Dave McKenna, director of Mack powertrain sales, says his company has tested some additized filters with mixed results. “Some positive, some with little effect,” he says.
“We agree with the oil companies that you don’t want to dump additives into the oil willy-nilly,” says Kevin Kroger, president of bypass filter maker Puradyn. He contends that some systems dump additives into the oil too quickly. “The release of additives into the oil has to be precise.” His company, he says, has developed a way to release those additives more slowly.
At least one maker of a bypass system that additizes the oil says its product can only be used in pre-EPA 2007 engines. Newer engines require oil meeting API’s CJ-4 standards; they feature lower ash and other changes needed to work with diesel particulate filters.
If you choose to use a filtration system that introduces fresh additives into the oil, make sure it’s designed to work with the oil specification you’re using, and check with your engine manufacturer representative.
One recent introduction to the market tackles the extended-drain and additive question differently.
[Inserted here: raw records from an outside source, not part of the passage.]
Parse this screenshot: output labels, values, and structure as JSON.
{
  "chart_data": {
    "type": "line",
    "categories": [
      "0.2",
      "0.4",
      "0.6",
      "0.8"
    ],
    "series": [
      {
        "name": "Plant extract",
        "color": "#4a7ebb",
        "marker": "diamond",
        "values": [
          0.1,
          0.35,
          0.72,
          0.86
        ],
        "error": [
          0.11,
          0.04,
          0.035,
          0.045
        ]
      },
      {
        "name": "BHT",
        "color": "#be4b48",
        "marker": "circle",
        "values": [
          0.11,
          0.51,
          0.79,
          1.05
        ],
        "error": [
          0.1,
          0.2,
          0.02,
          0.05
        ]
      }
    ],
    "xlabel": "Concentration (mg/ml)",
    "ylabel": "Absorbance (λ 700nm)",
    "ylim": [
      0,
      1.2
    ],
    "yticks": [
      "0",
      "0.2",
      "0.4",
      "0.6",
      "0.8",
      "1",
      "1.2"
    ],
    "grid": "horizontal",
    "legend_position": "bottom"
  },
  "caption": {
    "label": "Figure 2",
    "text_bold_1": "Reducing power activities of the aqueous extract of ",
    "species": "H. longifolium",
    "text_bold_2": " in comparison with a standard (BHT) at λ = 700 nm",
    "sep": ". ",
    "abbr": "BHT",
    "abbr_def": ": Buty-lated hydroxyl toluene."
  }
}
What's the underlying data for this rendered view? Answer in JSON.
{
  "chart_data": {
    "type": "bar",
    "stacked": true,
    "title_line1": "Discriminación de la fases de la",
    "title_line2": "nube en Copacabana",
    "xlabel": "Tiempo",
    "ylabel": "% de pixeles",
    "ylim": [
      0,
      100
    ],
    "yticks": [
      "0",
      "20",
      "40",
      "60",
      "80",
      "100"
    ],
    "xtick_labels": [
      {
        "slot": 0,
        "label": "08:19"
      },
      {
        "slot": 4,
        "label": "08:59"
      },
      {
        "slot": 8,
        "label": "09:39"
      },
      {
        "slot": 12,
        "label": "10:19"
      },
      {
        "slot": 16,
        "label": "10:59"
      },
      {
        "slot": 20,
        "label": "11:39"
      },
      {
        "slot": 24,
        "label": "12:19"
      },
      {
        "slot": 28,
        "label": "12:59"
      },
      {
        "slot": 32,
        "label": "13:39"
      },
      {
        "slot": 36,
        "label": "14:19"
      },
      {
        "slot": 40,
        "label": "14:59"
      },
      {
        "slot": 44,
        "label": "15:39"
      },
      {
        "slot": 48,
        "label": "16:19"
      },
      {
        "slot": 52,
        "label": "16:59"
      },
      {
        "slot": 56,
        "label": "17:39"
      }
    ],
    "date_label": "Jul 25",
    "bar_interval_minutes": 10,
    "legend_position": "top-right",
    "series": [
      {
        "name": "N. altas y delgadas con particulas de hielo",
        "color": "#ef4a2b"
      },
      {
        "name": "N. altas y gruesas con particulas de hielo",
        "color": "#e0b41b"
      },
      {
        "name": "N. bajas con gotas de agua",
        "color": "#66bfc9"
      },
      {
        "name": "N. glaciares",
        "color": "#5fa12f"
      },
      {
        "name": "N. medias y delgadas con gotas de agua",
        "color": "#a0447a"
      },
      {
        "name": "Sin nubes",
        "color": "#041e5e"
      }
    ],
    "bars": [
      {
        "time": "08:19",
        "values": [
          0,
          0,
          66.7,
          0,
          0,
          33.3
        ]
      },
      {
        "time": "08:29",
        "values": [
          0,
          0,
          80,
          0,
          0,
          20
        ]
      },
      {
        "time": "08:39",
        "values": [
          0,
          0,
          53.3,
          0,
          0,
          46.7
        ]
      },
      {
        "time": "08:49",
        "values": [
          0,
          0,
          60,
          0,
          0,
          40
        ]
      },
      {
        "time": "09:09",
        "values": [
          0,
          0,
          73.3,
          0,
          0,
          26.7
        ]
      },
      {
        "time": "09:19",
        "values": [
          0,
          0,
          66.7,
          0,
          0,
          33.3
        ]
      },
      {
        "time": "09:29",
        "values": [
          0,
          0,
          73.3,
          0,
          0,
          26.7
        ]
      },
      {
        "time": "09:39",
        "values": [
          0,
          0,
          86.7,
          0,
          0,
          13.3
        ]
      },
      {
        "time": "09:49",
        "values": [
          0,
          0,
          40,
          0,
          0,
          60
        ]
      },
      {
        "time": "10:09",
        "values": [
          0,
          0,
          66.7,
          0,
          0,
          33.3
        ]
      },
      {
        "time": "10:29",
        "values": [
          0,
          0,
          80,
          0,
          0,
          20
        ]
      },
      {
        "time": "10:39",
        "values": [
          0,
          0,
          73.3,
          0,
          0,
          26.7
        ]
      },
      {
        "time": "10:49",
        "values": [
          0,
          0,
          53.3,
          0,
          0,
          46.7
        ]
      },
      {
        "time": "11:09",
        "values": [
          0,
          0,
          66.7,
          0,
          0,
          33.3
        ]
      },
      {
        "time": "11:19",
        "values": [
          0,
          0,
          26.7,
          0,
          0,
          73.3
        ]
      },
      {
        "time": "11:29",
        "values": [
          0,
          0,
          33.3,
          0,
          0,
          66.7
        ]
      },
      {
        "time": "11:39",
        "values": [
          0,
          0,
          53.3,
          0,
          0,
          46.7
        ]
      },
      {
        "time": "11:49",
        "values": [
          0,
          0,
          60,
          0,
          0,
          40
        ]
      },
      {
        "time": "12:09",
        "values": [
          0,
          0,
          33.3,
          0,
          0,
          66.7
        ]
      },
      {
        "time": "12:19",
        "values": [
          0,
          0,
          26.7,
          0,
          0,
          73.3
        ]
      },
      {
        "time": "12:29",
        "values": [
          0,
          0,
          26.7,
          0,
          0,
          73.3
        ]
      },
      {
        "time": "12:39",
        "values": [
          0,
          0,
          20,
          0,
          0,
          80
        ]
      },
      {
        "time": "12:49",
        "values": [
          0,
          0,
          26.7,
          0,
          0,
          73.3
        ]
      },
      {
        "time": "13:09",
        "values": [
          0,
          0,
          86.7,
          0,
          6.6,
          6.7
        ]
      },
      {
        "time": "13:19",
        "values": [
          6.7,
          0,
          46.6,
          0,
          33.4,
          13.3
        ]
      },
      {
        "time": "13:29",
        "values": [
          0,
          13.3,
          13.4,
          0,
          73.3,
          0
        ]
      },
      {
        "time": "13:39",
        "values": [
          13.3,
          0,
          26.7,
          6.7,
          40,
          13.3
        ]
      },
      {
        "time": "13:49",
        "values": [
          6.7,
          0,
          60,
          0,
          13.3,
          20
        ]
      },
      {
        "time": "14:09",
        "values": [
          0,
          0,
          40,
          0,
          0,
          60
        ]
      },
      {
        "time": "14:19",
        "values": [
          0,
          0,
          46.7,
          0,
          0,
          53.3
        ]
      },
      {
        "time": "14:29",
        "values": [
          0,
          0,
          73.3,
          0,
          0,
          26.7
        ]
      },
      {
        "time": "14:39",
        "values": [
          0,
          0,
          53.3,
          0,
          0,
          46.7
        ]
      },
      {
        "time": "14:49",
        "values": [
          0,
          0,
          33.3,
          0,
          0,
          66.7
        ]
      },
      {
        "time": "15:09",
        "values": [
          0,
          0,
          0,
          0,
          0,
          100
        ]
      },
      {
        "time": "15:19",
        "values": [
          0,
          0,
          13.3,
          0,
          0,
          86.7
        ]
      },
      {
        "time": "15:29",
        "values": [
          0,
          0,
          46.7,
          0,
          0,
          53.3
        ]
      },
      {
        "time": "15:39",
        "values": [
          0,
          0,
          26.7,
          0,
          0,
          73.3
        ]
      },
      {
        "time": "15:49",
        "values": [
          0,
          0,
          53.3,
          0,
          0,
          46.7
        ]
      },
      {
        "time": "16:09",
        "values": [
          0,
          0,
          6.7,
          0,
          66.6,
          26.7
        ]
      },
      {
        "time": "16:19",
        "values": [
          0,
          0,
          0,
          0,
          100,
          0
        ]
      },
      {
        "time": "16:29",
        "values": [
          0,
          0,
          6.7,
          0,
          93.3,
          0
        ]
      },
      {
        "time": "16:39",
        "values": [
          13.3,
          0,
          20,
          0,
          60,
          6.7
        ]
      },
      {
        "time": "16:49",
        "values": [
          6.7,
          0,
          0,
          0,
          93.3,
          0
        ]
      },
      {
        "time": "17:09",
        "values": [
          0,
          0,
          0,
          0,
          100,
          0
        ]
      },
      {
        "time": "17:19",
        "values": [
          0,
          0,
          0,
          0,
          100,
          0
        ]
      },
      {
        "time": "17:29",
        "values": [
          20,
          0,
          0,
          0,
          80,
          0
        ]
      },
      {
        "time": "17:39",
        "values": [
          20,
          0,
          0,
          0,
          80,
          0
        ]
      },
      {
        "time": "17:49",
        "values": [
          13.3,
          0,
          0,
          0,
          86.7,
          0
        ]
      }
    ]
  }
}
Wix says its EcoLast filter can double oil drain intervals because a chemical structure within its synthetic media sequesters the acid from the oil and traps it in the filter. It’s not adding any chemicals but simply helping the oil’s own additives last longer. Again, keep in mind that acid control is not the only factor. Oil analysis is a must to keep an eye on the additive levels with any extended-drain program.
Makers of aftermarket supplemental filtration systems say they can extend your oil drain intervals and potentially extend engine life by super-filtering the oil. Opinions on these vary widely. In general, it appears that severe-duty applications are more likely to benefit from bypass filtration than typical on-highway applications, but make sure you do your homework.
Advocates of bypass filtration say full-flow filters only filter down to the 20- to 25-micron range, but wear-causing particles are less than 10 microns.
Puradyn President Kevin Kroger compares bypass filtration to kidney dialysis. A small amount of engine oil goes through an extra-fine filtration system on each pass through the engine.
Greg Slawson, CEO of supplemental-filter supplier Oil Purification Systems, says any application in a severe-duty environment or high utilization would be a candidate for supplemental filtration, such as the sanitation industry.
Other things to consider: How frequently will you need to have the truck in to change that secondary filter element? Does the system take up valuable real estate under the hood? How much extra weight does it add? What’s the return on investment?
Edwards Mail Service, a Lubbock, Texas-based carrier that contracts for the U.S. Postal Service, has installed 175 Eco-Pur units from OPS and plans to complete installation on all 250 trucks within the next six months. The company is saving approximately $140,000 per year by extending oil drain intervals.
On the other hand, Chevron’s Gambill says add-on filtration systems “can be overkill” and that high-quality full-flow filters can do the job. One customer achieved 70,000-mile drains using Delo 400 LE 15W-40 and a high-quality filter. “Good filters were a key part of the story, but the add-on bypass filters were not necessary.”
Wix’s Bandoly says sure, his company offers a bypass filter. “It gives you extra filtration and extra capacity; absolutely it’s a good thing,” he says. “But is [bypass filtration] everything that all the marketing hype would have you believe? You’ve got to read between the lines.”